Tactics that support this goal may include:
- Establishing a blog and updating it once per week
- Contributing one article per month to an industry publication or association website
- Pursuing interviews with your local news station to share news about your business
The beautiful thing about this tactic is that it is essentially available without any additional costs to your business. It requires time, and your time is obviously valuable but, these activities tend to yield impressive results long-term. The secret is consistency.
- Don’t Throw the Baby Out with the Bathwater
Approach shiny new objects with caution. Some of the most incredible innovations for targeted marketing have been developed in the last few years. It’s now legal to sell your data to corporations so they can market to you. Your digital footprint can be monitored and systems can be trained to follow you and deliver messages directly to your phone. We can even reverse engineer direct mail campaigns and find out your IP address to target you with digital ads at home.
We strongly advise a cautious approach to these mind-blowing digital marketing programs. Some of the options may be perfect to try with your existing customers and potential buyers. However, ditching tried and true practices to partake in a “too good to be true” digital marketing approach can be dangerous. When we work with clients on a digital targeting campaign, we always recommend pairing it with another tactic to support traditional marketing channels. It takes a lot of impressions to make someone take action. Meet them where they are, but don’t creep them out.
Brand loyalty is about trust. Tread with caution when using technologies that border on invasion of privacy. You may gain a few new customers but losing existing ones in the process is an outcome most businesses try to avoid.
- Prioritize Thoughtfully
Now that you’ve reviewed the available data and identified your most successful marketing programs, the most common step businesses take next is to simply repeat what worked and eliminate what didn’t. Stop right there.
Remember that success doesn’t happen because of one thing that you did. It is often a culmination of tactics that actually lead a customer to take action.

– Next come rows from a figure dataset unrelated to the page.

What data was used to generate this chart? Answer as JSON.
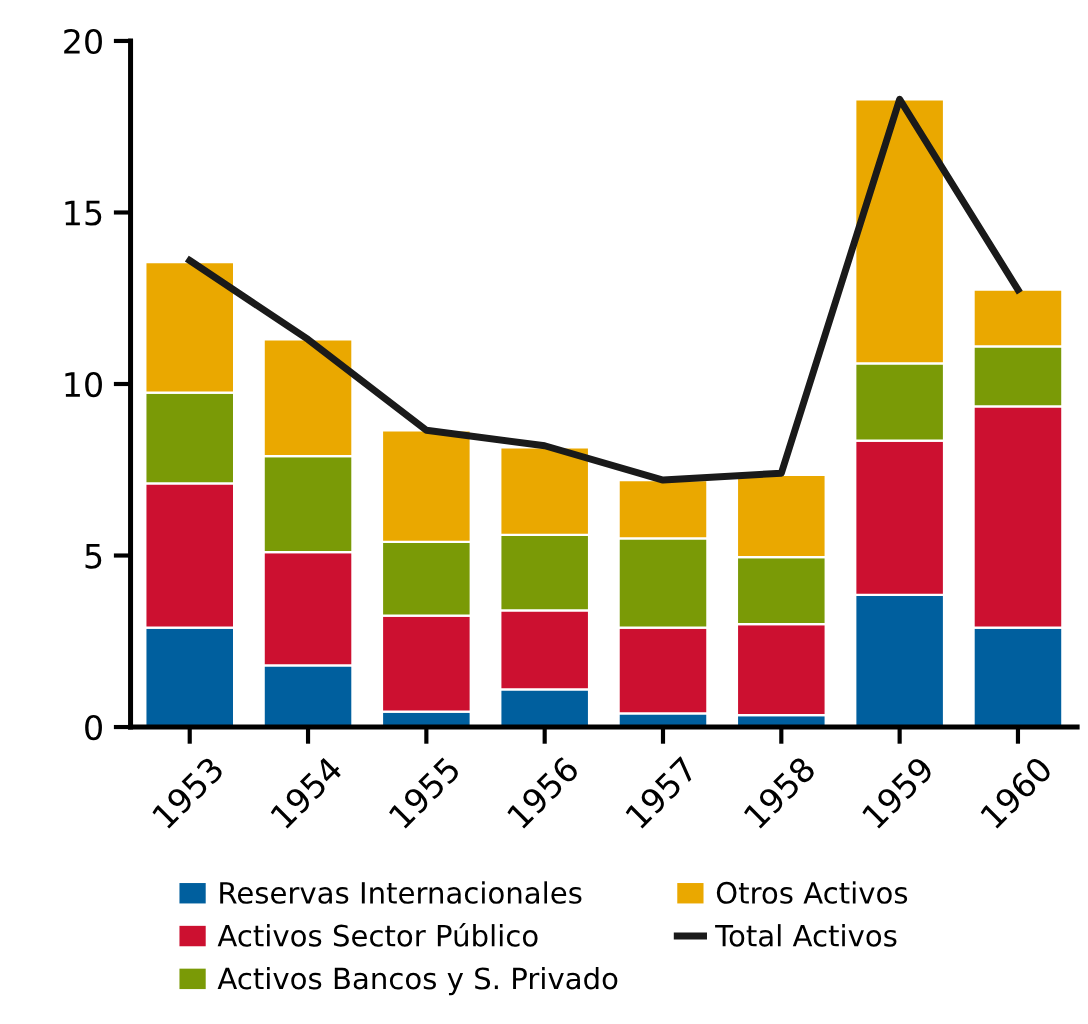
{
  "chart_data": {
    "type": "bar",
    "stacked": true,
    "categories": [
      "1953",
      "1954",
      "1955",
      "1956",
      "1957",
      "1958",
      "1959",
      "1960"
    ],
    "ylim": [
      0,
      20
    ],
    "yticks": [
      0,
      5,
      10,
      15,
      20
    ],
    "grid": false,
    "legend": "bottom",
    "series": [
      {
        "name": "Reservas Internacionales",
        "color": "#005f9e",
        "values": [
          2.9,
          1.8,
          0.45,
          1.1,
          0.4,
          0.35,
          3.85,
          2.9
        ]
      },
      {
        "name": "Activos Sector Público",
        "color": "#cc1030",
        "values": [
          4.2,
          3.3,
          2.8,
          2.3,
          2.5,
          2.65,
          4.5,
          6.45
        ]
      },
      {
        "name": "Activos Bancos y S. Privado",
        "color": "#7a9a06",
        "values": [
          2.65,
          2.8,
          2.15,
          2.2,
          2.6,
          1.95,
          2.25,
          1.75
        ]
      },
      {
        "name": "Otros Activos",
        "color": "#eaa800",
        "values": [
          3.8,
          3.4,
          3.25,
          2.55,
          1.7,
          2.4,
          7.7,
          1.65
        ]
      },
      {
        "name": "Total Activos",
        "type": "line",
        "color": "#1a1a1a",
        "values": [
          13.6,
          11.3,
          8.65,
          8.2,
          7.2,
          7.4,
          18.3,
          12.75
        ]
      }
    ]
  }
}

Prioritize the tactics that produced the highest yields and then divide the remaining budget amongst multiple appropriate marketing channels.
Review the media habits of your target audience along with your own personal results and develop an integrated marketing plan that can catch your audience at work, in their car, at home or on the go. According to multiple industry surveys, a successful marketing program typically accounts for a budget between 7 and 12% of total revenue. Business to Consumer businesses typically spend more on marketing compared to Business to Business operations. No matter what category fits your company, the principles are the same.
Measuring the outcomes of a soft goal like thought leadership can be tricky. Some tips to track the impact of a thought leadership campaign include linking articles and stories to specific landing pages; gated website content that captures reader’s contact information; or asking callers how they found you or heard about you and keeping a log.